My first long-term Boy Scout camping experience took place at Camp Steiner in the lofty Uinta Mountains of Utah near the border with Wyoming. For a solid week I was in Boy Scout heaven. My buddies and I roamed the forests and lakes and streams and climbed snow-capped peaks in search of adventure. We canoed, stalked deer, fished, launched a homemade rustic raft on Mirror Lake and fought the “Battle of Steiner” from rowboats.
Now, the Battle of Steiner was the highlight of the whole week’s adventures. I was fortunate to be selected from our troop to be one of the four-man rowboat crew
whose goal it was to sink all the other rowboats before they sank us. We had two oarsmen, one boy with a large bucket whose job it was to swamp the other boats, and a fourth boy who had a much smaller tomato juice can to be used to bale water out as our adversaries poured it in.
The thing I remember most was how cold the water was that came at us by the bucket-full. It hadn’t been long since that water had been clinging to a mountain-top as snow. We weren’t the last to get swamped but neither were we the first. As is often the case, older Scouts had the advantage over us younger guys. But what a blast we had as the other members of our troop cheered us on!
Each morning after reveille and before breakfast, the troop would gather at the foot of our makeshift flagpole where we paid our respects to the American flag, had uniform inspection and then got oriented about the day’s activities. One important part of that gathering was the reading of the “Weather Rock.”
The weather rock was a regular-type, non-descript rock that probably weighed in at four or five pounds and was suspended by a rope from the limb of a tree. A designated weather man from the troop would critically inspect that rock and then announce with exaggerated authority the weather that could be expected that day. The criteria he used were very specific:
If the rock was cold, it was a cold day. If the rock was warm, it was a warm day. If the rock was dry, it wasn’t raining. If the rock was wet, it was raining. If the rock was white, it was snowing. If the rock was swaying, it was windy. If the rock was nowhere to be found, there was a hurricane…and so on. Now you just can’t get much more accurate than that!
I’ll bet General Dwight D. Eisenhower would have loved having a weather rock for the D-Day invasion of Europe during World War II. The invasion was delayed several days, at the risk of being discovered by the Nazis, because of uncertainties in the weather.
I’m constantly amazed today at how accurately the weather is predicted by our television station meteorologists. Using astounding satellite technology and computer projections, they can often tell us right down to the minute when we can expect it to start raining in our specific area. Even so, occasionally they miss the mark and, when they do, we relish taking them to task for their apparent ineptitude. Anyone who attempts to do almost anything has to take criticism now and then. Some of us are so sensitive to criticism that we are continually changing from one course of action to another.

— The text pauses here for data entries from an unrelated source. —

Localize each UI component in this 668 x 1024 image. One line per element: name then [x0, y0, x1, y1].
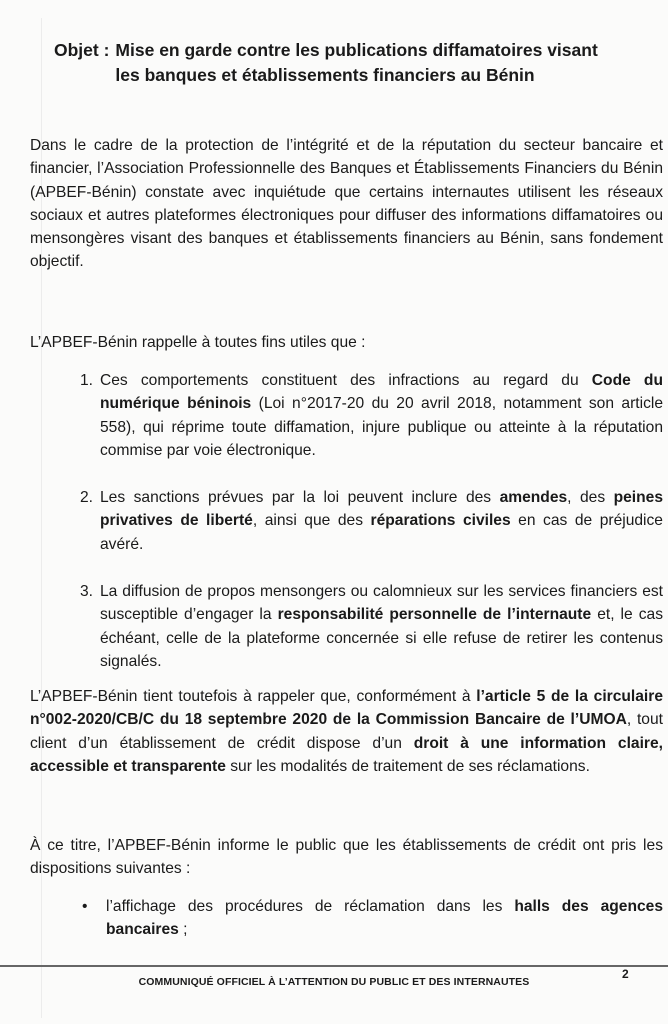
- text-run: La diffusion de propos mensongers ou calomnieux sur les services financiers est susceptible d’engager la: [100, 583, 663, 624]
- item-number: 2.: [80, 489, 94, 506]
- text-run: Ces comportements constituent des infractions au regard du: [100, 372, 592, 389]
- bullet-item: [80, 895, 663, 942]
- text-run: Les sanctions prévues par la loi peuvent inclure des: [100, 489, 500, 506]
- text-run: sur les modalités de traitement de ses réclamations.: [225, 757, 590, 775]
- circular-paragraph: [30, 685, 663, 778]
- item-text: [100, 489, 663, 553]
- item-text: [100, 583, 663, 670]
- intro-paragraph: Dans le cadre de la protection de l’intégrité et de la réputation du secteur bancaire et financier, l’Association Professionnelle des Banques et Établissements Financiers du Bénin (APBEF-Bénin) constate avec inquiétude que certains internautes utilisent les réseaux sociaux et autres plateformes électroniques pour diffuser des informations diffamatoires ou mensongères visant des banques et établissements financiers au Bénin, sans fondement objectif.: [30, 137, 663, 271]
- bold-text: l’article 5 de la circulaire n°002-2020/CB/C du 18 septembre 2020 de la Commission Bancaire de l’UMOA: [30, 688, 663, 729]
- text-run: , des: [567, 489, 614, 506]
- footer-divider: [0, 965, 668, 967]
- text-run: ;: [178, 921, 188, 939]
- numbered-item: [80, 580, 663, 673]
- page-number: 2: [622, 967, 629, 981]
- object-label: Objet :: [54, 40, 110, 60]
- bold-text: Code du numérique béninois: [100, 372, 663, 413]
- numbered-item: [80, 486, 663, 556]
- object-heading: [54, 38, 614, 88]
- measures-intro: À ce titre, l’APBEF-Bénin informe le public que les établissements de crédit ont pris les dispositions suivantes :: [30, 837, 663, 878]
- bold-text: responsabilité personnelle de l’internaute: [277, 606, 592, 624]
- text-run: , tout client d’un établissement de crédit dispose d’un: [30, 711, 663, 752]
- item-text: [100, 372, 663, 459]
- item-number: 3.: [80, 583, 94, 600]
- text-run: (Loi n°2017-20 du 20 avril 2018, notamment son article 558), qui réprime toute diffamation, injure publique ou atteinte à la réputation commise par voie électronique.: [100, 395, 664, 459]
- bold-text: halls des agences bancaires: [106, 898, 663, 939]
- bold-text: peines privatives de liberté: [100, 489, 663, 530]
- text-run: l’affichage des procédures de réclamation dans les: [106, 898, 515, 915]
- bold-text: amendes: [499, 489, 568, 506]
- text-run: et, le cas échéant, celle de la plateforme concernée si elle refuse de retirer les contenus signalés.: [100, 606, 663, 670]
- text-run: , ainsi que des: [252, 512, 371, 530]
- footer-text: COMMUNIQUÉ OFFICIEL À L’ATTENTION DU PUBLIC ET DES INTERNAUTES: [138, 976, 530, 988]
- reminder-intro: L’APBEF-Bénin rappelle à toutes fins utiles que :: [30, 334, 366, 351]
- bold-text: réparations civiles: [370, 512, 511, 530]
- text-run: en cas de préjudice avéré.: [100, 512, 663, 553]
- item-number: 1.: [80, 372, 94, 389]
- bold-text: droit à une information claire, accessible et transparente: [30, 734, 663, 775]
- text-run: L’APBEF-Bénin tient toutefois à rappeler que, conformément à: [30, 688, 477, 705]
- bullet-marker: •: [82, 898, 88, 915]
- numbered-item: [80, 369, 663, 462]
- object-title: Mise en garde contre les publications diffamatoires visant les banques et établissements financiers au Bénin: [115, 40, 598, 85]
- bullet-text: [106, 898, 663, 938]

Aesop has a fable about a man and boy who were leading a donkey to town. A passer-by laughed at them for walking while the donkey had no load, so the man had the boy get up and ride. Soon they met a man who criticized the boy for riding while his father walked. The boy got off the donkey and the man climbed on. Soon another person called the man selfish because he was making the little boy walk. Both started to ride, and they were accused of cruelty to the donkey.
They then tied the donkey’s legs together, put a pole between them, and shouldered the pole. People laughed at them so much that they started to let the donkey down; it began to kick, rolled over into the river, and was drowned.
During Jesus’ last week in Jerusalem, He went steadfastly forward in the fulfillment of His mission, unaffected by either praise or criticism. He came into the city on Palm Sunday amid the acclaim of an enthusiastic multitude. By the next day his popularity had waned. Instead of being surrounded by an admiring crowd, he was being questioned and criticized by the Pharisees. He made the same reaction to seeming failure that He had previously made to apparent success. He was seeking to do His Father’s will, and He remained quietly indifferent to the praise and blame of men.
We can make ourselves wretched by being too sensitive to the opinions of others. No one can fill any position of leadership or take an open stand in behalf of any cause without having some people approve what he does and others find fault. We just have to make our plans carefully and prayerfully and forge ahead. Perhaps we could take a lesson from the weather rock and scrutinize conditions around us before taking action but try to avoid being overly sensitive when things don’t go entirely as planned.